HR, 16 januari 2009, nr. 0802766

Aantekening:
1. hoofdregel bij voldoen van btw is ex art 14 OB dat de in een tijdvak verschuldigd geworden belasting op aangifte wordt voldaan.
2. art 17 OB bepaalt dat ingeval de voor aftrek in aanmerking komende belasting meer bedraagt dan de in het tijdvak verschuldigd geworden belasting, het verschil aan de ondernemer op zijn verzoek wordt terugbetaald.
3. leidt de berekening van het bedrag van de verschuldigde btw over een tijdvak per saldo tot een teruggaaf, dan is de aangifte tevens een verzoek om teruggaaf van omzetbelasting over dat tijdvak, 33 OB
4. in gevallen waarin geen aangifte ex art 14 moet worden ingediend, geschiedt (aldus 33, lid 2, OB) een verzoek om teruggaaf door het doen van aangifte.
5. art 20, lid 1, Awr: de inspecteur kan de belasting die op aangifte behoort te worden afgedragen, of voldaan, geheel of gedeeltelijk niet is betaald, naheffen.
6. art 20, lid 2, Awr: met het geheel of gedeeltelijk niet betaald zijn van de belasting wordt gelijkgesteld het geval waarin, naar aanleiding van een ingevolge de belastingwet gedaan verzoek, ten onrechte of tot een te hoog bedrag teruggaaf van belasting is verleend.
7. t/m punt t sluitend bedoeld systeem houdt geen rekening met teruggaven van belasting uit andere hoofde (bijvoorbeeld suppleties).
8. wordt vrijstelling of vermindering van inhouding van belasting dan wel teruggaaf van belasting op verzoek ambtshalve verleend, doch ten onrechte, of tot een te hoog bedrag, dan kan geen naheffing plaatsvinden.
9. dit is in overeenstemming met hetgeen daarover tijdens de parlementaire behandeling van de AWR is opgemerkt: ‘naheffing kan niet plaatsvinden indien ambtshalve maar ten onrechte teruggaaf, vrijstelling of vermindering is verleend.'(MvA kamerstukken II 1995/96, 4080, nr. 5, blz 9).
10. in een drietal arresten van 16 januari 2009, nrs. 08/02766, 07/10527 en 42746 maakt de HR duidelijk dat een op verzoek van een belastingplichtige tot een te hoog bedrag verleende ambtshalve vermindering van belasting, geen reden kan zijn om de te hoge teruggaaf dmv een naheffignsaanslag terug te draaien.

Aantekening:
Voor de Belastingdienst is het arrest een extra sein om bij verzoeken om ambtshalve teruggaaf v an belasting waakzaam te zijn.

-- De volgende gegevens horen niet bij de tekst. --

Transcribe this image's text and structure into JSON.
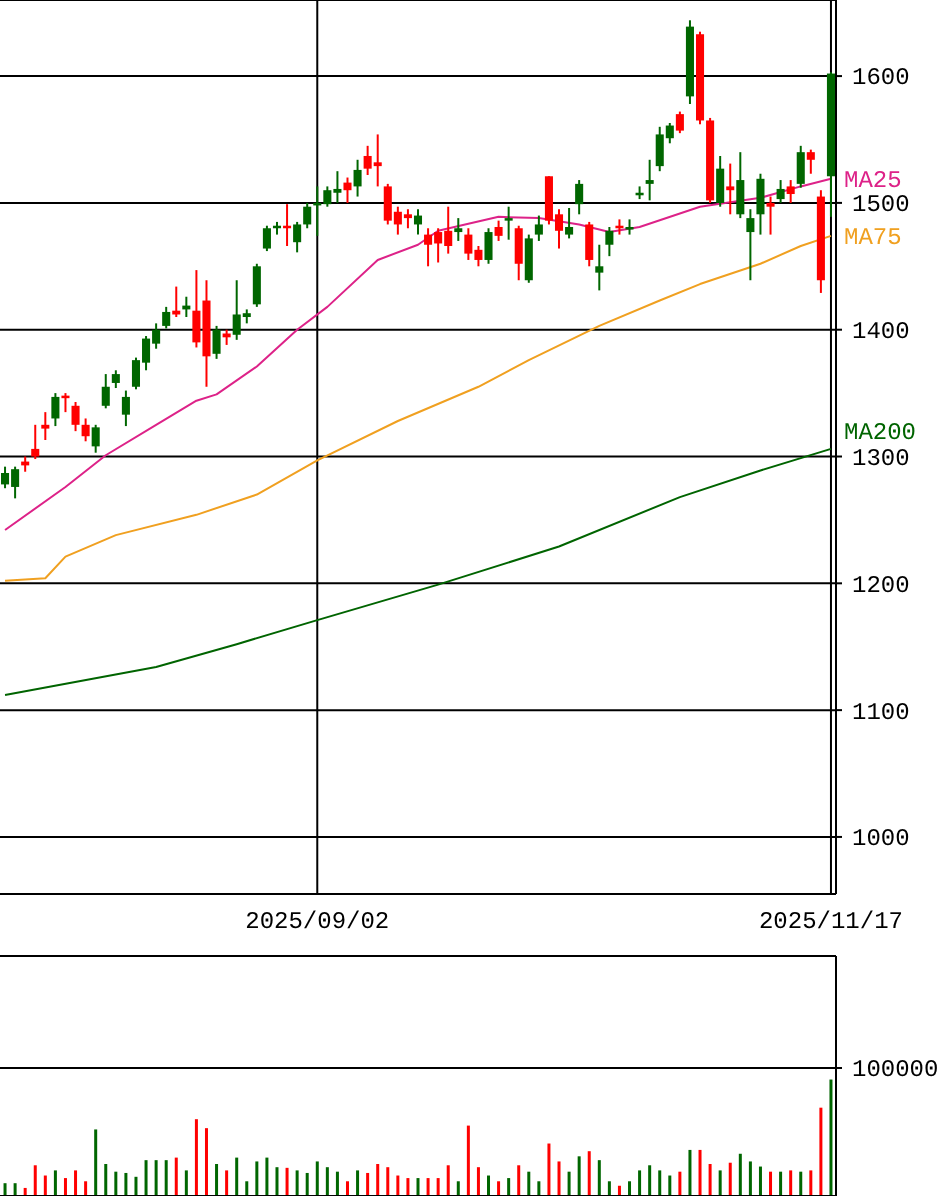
{
  "chart_data": [
    {
      "type": "candlestick",
      "categories": [
        null,
        null,
        null,
        null,
        null,
        null,
        null,
        null,
        null,
        null,
        null,
        null,
        null,
        null,
        null,
        null,
        null,
        null,
        null,
        null,
        null,
        null,
        null,
        null,
        null,
        null,
        null,
        null,
        null,
        null,
        null,
        "2025/09/02",
        null,
        null,
        null,
        null,
        null,
        null,
        null,
        null,
        null,
        null,
        null,
        null,
        null,
        null,
        null,
        null,
        null,
        null,
        null,
        null,
        null,
        null,
        null,
        null,
        null,
        null,
        null,
        null,
        null,
        null,
        null,
        null,
        null,
        null,
        null,
        null,
        null,
        null,
        null,
        null,
        null,
        null,
        null,
        null,
        null,
        null,
        null,
        null,
        null,
        null,
        "2025/11/17"
      ],
      "ohlc": [
        [
          1278,
          1292,
          1275,
          1287
        ],
        [
          1276,
          1292,
          1267,
          1290
        ],
        [
          1296,
          1300,
          1288,
          1293
        ],
        [
          1306,
          1325,
          1298,
          1300
        ],
        [
          1325,
          1335,
          1313,
          1322
        ],
        [
          1330,
          1350,
          1324,
          1347
        ],
        [
          1348,
          1350,
          1335,
          1346
        ],
        [
          1340,
          1343,
          1320,
          1325
        ],
        [
          1325,
          1330,
          1312,
          1316
        ],
        [
          1308,
          1325,
          1303,
          1323
        ],
        [
          1340,
          1365,
          1338,
          1355
        ],
        [
          1358,
          1368,
          1354,
          1365
        ],
        [
          1333,
          1352,
          1324,
          1347
        ],
        [
          1355,
          1378,
          1353,
          1376
        ],
        [
          1374,
          1395,
          1368,
          1393
        ],
        [
          1389,
          1405,
          1385,
          1400
        ],
        [
          1403,
          1418,
          1401,
          1414
        ],
        [
          1415,
          1434,
          1410,
          1412
        ],
        [
          1416,
          1426,
          1410,
          1419
        ],
        [
          1415,
          1447,
          1386,
          1390
        ],
        [
          1423,
          1439,
          1355,
          1379
        ],
        [
          1381,
          1403,
          1377,
          1400
        ],
        [
          1397,
          1400,
          1388,
          1394
        ],
        [
          1396,
          1439,
          1392,
          1412
        ],
        [
          1410,
          1416,
          1405,
          1413
        ],
        [
          1420,
          1452,
          1418,
          1450
        ],
        [
          1464,
          1482,
          1462,
          1480
        ],
        [
          1480,
          1485,
          1475,
          1482
        ],
        [
          1482,
          1499,
          1466,
          1480
        ],
        [
          1469,
          1485,
          1461,
          1483
        ],
        [
          1483,
          1500,
          1480,
          1497
        ],
        [
          1498,
          1513,
          1474,
          1500
        ],
        [
          1499,
          1513,
          1497,
          1510
        ],
        [
          1508,
          1525,
          1500,
          1511
        ],
        [
          1516,
          1520,
          1500,
          1510
        ],
        [
          1513,
          1534,
          1505,
          1526
        ],
        [
          1537,
          1545,
          1522,
          1527
        ],
        [
          1532,
          1554,
          1513,
          1529
        ],
        [
          1513,
          1515,
          1483,
          1486
        ],
        [
          1493,
          1497,
          1475,
          1483
        ],
        [
          1491,
          1495,
          1480,
          1488
        ],
        [
          1483,
          1495,
          1475,
          1490
        ],
        [
          1475,
          1480,
          1450,
          1467
        ],
        [
          1477,
          1480,
          1453,
          1468
        ],
        [
          1478,
          1497,
          1460,
          1466
        ],
        [
          1477,
          1488,
          1470,
          1480
        ],
        [
          1475,
          1480,
          1455,
          1460
        ],
        [
          1463,
          1466,
          1450,
          1455
        ],
        [
          1455,
          1480,
          1452,
          1477
        ],
        [
          1481,
          1486,
          1470,
          1474
        ],
        [
          1486,
          1497,
          1471,
          1488
        ],
        [
          1480,
          1482,
          1439,
          1452
        ],
        [
          1439,
          1475,
          1437,
          1472
        ],
        [
          1475,
          1490,
          1470,
          1483
        ],
        [
          1521,
          1521,
          1483,
          1486
        ],
        [
          1491,
          1495,
          1464,
          1478
        ],
        [
          1475,
          1496,
          1472,
          1481
        ],
        [
          1499,
          1518,
          1491,
          1515
        ],
        [
          1483,
          1485,
          1450,
          1455
        ],
        [
          1445,
          1467,
          1431,
          1450
        ],
        [
          1467,
          1481,
          1458,
          1478
        ],
        [
          1482,
          1487,
          1475,
          1480
        ],
        [
          1479,
          1487,
          1475,
          1481
        ],
        [
          1506,
          1513,
          1503,
          1508
        ],
        [
          1515,
          1534,
          1502,
          1518
        ],
        [
          1529,
          1560,
          1525,
          1554
        ],
        [
          1551,
          1563,
          1547,
          1561
        ],
        [
          1570,
          1572,
          1555,
          1557
        ],
        [
          1584,
          1644,
          1578,
          1639
        ],
        [
          1633,
          1635,
          1562,
          1565
        ],
        [
          1565,
          1567,
          1500,
          1502
        ],
        [
          1500,
          1537,
          1497,
          1527
        ],
        [
          1513,
          1531,
          1491,
          1510
        ],
        [
          1491,
          1540,
          1488,
          1518
        ],
        [
          1477,
          1495,
          1439,
          1488
        ],
        [
          1491,
          1523,
          1475,
          1519
        ],
        [
          1500,
          1505,
          1475,
          1497
        ],
        [
          1503,
          1518,
          1500,
          1511
        ],
        [
          1513,
          1518,
          1500,
          1507
        ],
        [
          1515,
          1545,
          1512,
          1540
        ],
        [
          1540,
          1542,
          1523,
          1534
        ],
        [
          1505,
          1510,
          1429,
          1439
        ],
        [
          1521,
          1603,
          1489,
          1602
        ]
      ],
      "colors": [
        "#006600",
        "#006600",
        "#ff0000",
        "#ff0000",
        "#ff0000",
        "#006600",
        "#ff0000",
        "#ff0000",
        "#ff0000",
        "#006600",
        "#006600",
        "#006600",
        "#006600",
        "#006600",
        "#006600",
        "#006600",
        "#006600",
        "#ff0000",
        "#006600",
        "#ff0000",
        "#ff0000",
        "#006600",
        "#ff0000",
        "#006600",
        "#006600",
        "#006600",
        "#006600",
        "#006600",
        "#ff0000",
        "#006600",
        "#006600",
        "#006600",
        "#006600",
        "#006600",
        "#ff0000",
        "#006600",
        "#ff0000",
        "#ff0000",
        "#ff0000",
        "#ff0000",
        "#ff0000",
        "#006600",
        "#ff0000",
        "#ff0000",
        "#ff0000",
        "#006600",
        "#ff0000",
        "#ff0000",
        "#006600",
        "#ff0000",
        "#006600",
        "#ff0000",
        "#006600",
        "#006600",
        "#ff0000",
        "#ff0000",
        "#006600",
        "#006600",
        "#ff0000",
        "#006600",
        "#006600",
        "#ff0000",
        "#006600",
        "#006600",
        "#006600",
        "#006600",
        "#006600",
        "#ff0000",
        "#006600",
        "#ff0000",
        "#ff0000",
        "#006600",
        "#ff0000",
        "#006600",
        "#006600",
        "#006600",
        "#ff0000",
        "#006600",
        "#ff0000",
        "#006600",
        "#ff0000",
        "#ff0000",
        "#006600"
      ],
      "series": [
        {
          "type": "line",
          "name": "MA25",
          "color": "#dd2288",
          "values": [
            1242,
            null,
            null,
            null,
            null,
            null,
            1276,
            null,
            null,
            null,
            1301,
            null,
            null,
            null,
            null,
            1325,
            null,
            null,
            null,
            1344,
            null,
            1349,
            null,
            null,
            null,
            1371,
            null,
            null,
            null,
            1400,
            null,
            null,
            1418,
            null,
            null,
            null,
            null,
            1455,
            null,
            null,
            null,
            1467,
            null,
            1478,
            null,
            null,
            null,
            null,
            null,
            1489,
            null,
            null,
            null,
            1488,
            null,
            null,
            null,
            1483,
            null,
            null,
            1477,
            null,
            null,
            1481,
            null,
            null,
            null,
            null,
            null,
            1497,
            null,
            null,
            null,
            null,
            null,
            1504,
            null,
            null,
            null,
            1513,
            null,
            null,
            1519
          ]
        },
        {
          "type": "line",
          "name": "MA75",
          "color": "#f0a020",
          "values": [
            1202,
            null,
            null,
            null,
            1204,
            null,
            1221,
            null,
            null,
            null,
            null,
            1238,
            null,
            null,
            null,
            null,
            null,
            null,
            null,
            1254,
            null,
            null,
            null,
            null,
            null,
            1270,
            null,
            null,
            null,
            null,
            null,
            1297,
            null,
            null,
            null,
            null,
            null,
            null,
            null,
            1328,
            null,
            null,
            null,
            null,
            null,
            null,
            null,
            1355,
            null,
            null,
            null,
            null,
            1376,
            null,
            null,
            null,
            null,
            null,
            null,
            1403,
            null,
            null,
            null,
            null,
            null,
            1423,
            null,
            null,
            null,
            1436,
            null,
            null,
            null,
            null,
            null,
            1452,
            null,
            null,
            null,
            1466,
            null,
            null,
            1474
          ]
        },
        {
          "type": "line",
          "name": "MA200",
          "color": "#006400",
          "values": [
            1112,
            null,
            null,
            null,
            null,
            null,
            null,
            null,
            null,
            null,
            null,
            null,
            null,
            null,
            null,
            1134,
            null,
            null,
            null,
            null,
            null,
            null,
            null,
            1152,
            null,
            null,
            null,
            null,
            null,
            null,
            null,
            1171,
            null,
            null,
            null,
            null,
            null,
            null,
            null,
            null,
            null,
            null,
            null,
            1199,
            null,
            null,
            null,
            null,
            null,
            null,
            null,
            null,
            null,
            null,
            null,
            1229,
            null,
            null,
            null,
            null,
            null,
            null,
            null,
            null,
            null,
            null,
            null,
            1268,
            null,
            null,
            null,
            null,
            null,
            null,
            null,
            1289,
            null,
            null,
            null,
            null,
            null,
            null,
            1306
          ]
        }
      ],
      "ylim": [
        955,
        1660
      ],
      "yticks": [
        1000,
        1100,
        1200,
        1300,
        1400,
        1500,
        1600
      ],
      "grid": true
    },
    {
      "type": "bar",
      "categories": [
        null,
        null,
        null,
        null,
        null,
        null,
        null,
        null,
        null,
        null,
        null,
        null,
        null,
        null,
        null,
        null,
        null,
        null,
        null,
        null,
        null,
        null,
        null,
        null,
        null,
        null,
        null,
        null,
        null,
        null,
        null,
        null,
        null,
        null,
        null,
        null,
        null,
        null,
        null,
        null,
        null,
        null,
        null,
        null,
        null,
        null,
        null,
        null,
        null,
        null,
        null,
        null,
        null,
        null,
        null,
        null,
        null,
        null,
        null,
        null,
        null,
        null,
        null,
        null,
        null,
        null,
        null,
        null,
        null,
        null,
        null,
        null,
        null,
        null,
        null,
        null,
        null,
        null,
        null,
        null,
        null,
        null,
        null
      ],
      "values": [
        10000,
        10000,
        6300,
        24000,
        16000,
        20000,
        14000,
        20000,
        11500,
        52000,
        25000,
        19000,
        18000,
        15000,
        28000,
        28000,
        28000,
        30000,
        20000,
        60000,
        53000,
        25000,
        20000,
        30000,
        11500,
        27000,
        30000,
        22500,
        22000,
        20000,
        18000,
        27000,
        22500,
        19000,
        11500,
        20000,
        18000,
        25000,
        22500,
        16000,
        14000,
        14000,
        14000,
        14000,
        24000,
        11500,
        55000,
        22500,
        16000,
        11500,
        14000,
        24000,
        19000,
        11500,
        41000,
        27000,
        19000,
        31000,
        35000,
        28000,
        11500,
        8000,
        11500,
        20000,
        24000,
        20000,
        16000,
        19000,
        36000,
        36000,
        25000,
        20000,
        26000,
        33000,
        27000,
        23000,
        19000,
        19000,
        20000,
        19000,
        20000,
        69000,
        91000
      ],
      "colors": [
        "#006600",
        "#006600",
        "#ff0000",
        "#ff0000",
        "#ff0000",
        "#006600",
        "#ff0000",
        "#ff0000",
        "#ff0000",
        "#006600",
        "#006600",
        "#006600",
        "#006600",
        "#006600",
        "#006600",
        "#006600",
        "#006600",
        "#ff0000",
        "#006600",
        "#ff0000",
        "#ff0000",
        "#006600",
        "#ff0000",
        "#006600",
        "#006600",
        "#006600",
        "#006600",
        "#006600",
        "#ff0000",
        "#006600",
        "#006600",
        "#006600",
        "#006600",
        "#006600",
        "#ff0000",
        "#006600",
        "#ff0000",
        "#ff0000",
        "#ff0000",
        "#ff0000",
        "#ff0000",
        "#006600",
        "#ff0000",
        "#ff0000",
        "#ff0000",
        "#006600",
        "#ff0000",
        "#ff0000",
        "#006600",
        "#ff0000",
        "#006600",
        "#ff0000",
        "#006600",
        "#006600",
        "#ff0000",
        "#ff0000",
        "#006600",
        "#006600",
        "#ff0000",
        "#006600",
        "#006600",
        "#ff0000",
        "#006600",
        "#006600",
        "#006600",
        "#006600",
        "#006600",
        "#ff0000",
        "#006600",
        "#ff0000",
        "#ff0000",
        "#006600",
        "#ff0000",
        "#006600",
        "#006600",
        "#006600",
        "#ff0000",
        "#006600",
        "#ff0000",
        "#006600",
        "#ff0000",
        "#ff0000",
        "#006600"
      ],
      "ylim": [
        0,
        187500
      ],
      "yticks": [
        {
          "value": 0,
          "label": null
        },
        100000
      ],
      "grid": "y",
      "tick_labels": "y"
    }
  ]
}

De mogelijkheid van navordering of naheffing bij een tot een te hoog bedrag verleend teruggaaf is beperkt of ontbreekt geheel. Het is daarom voor de inspecteur zaak om verzoeken om ambtshalve evrlening van teruggaaf grondig te bezien. De mogelijkheid om later op een eenmaal ambtshalve verleende teruggaaf terug te komen, is beperkt.
Drie situaties:
1. aangifte en voldoening waren juist. Geen naheffing mogelijk van op verzoek verleende te hoge ambtshalve teruggaaf, HR, 16 januari 2009, nr. 08/02766
op de twee aangiften aangegeven en betaalde btw is juist en dat in die correcte voldoening niet nadien door een teruggaaf een wijziging is gekomen. In het nageheven bedrag kan daarom geen (deel van een) onbetaald gebleven belastingschuld zijn begrepen. Van naheffing ogv art 20, lid 1, eerste volzin, Awr niet of te weinig betaalde belasting is daarom geen sprake.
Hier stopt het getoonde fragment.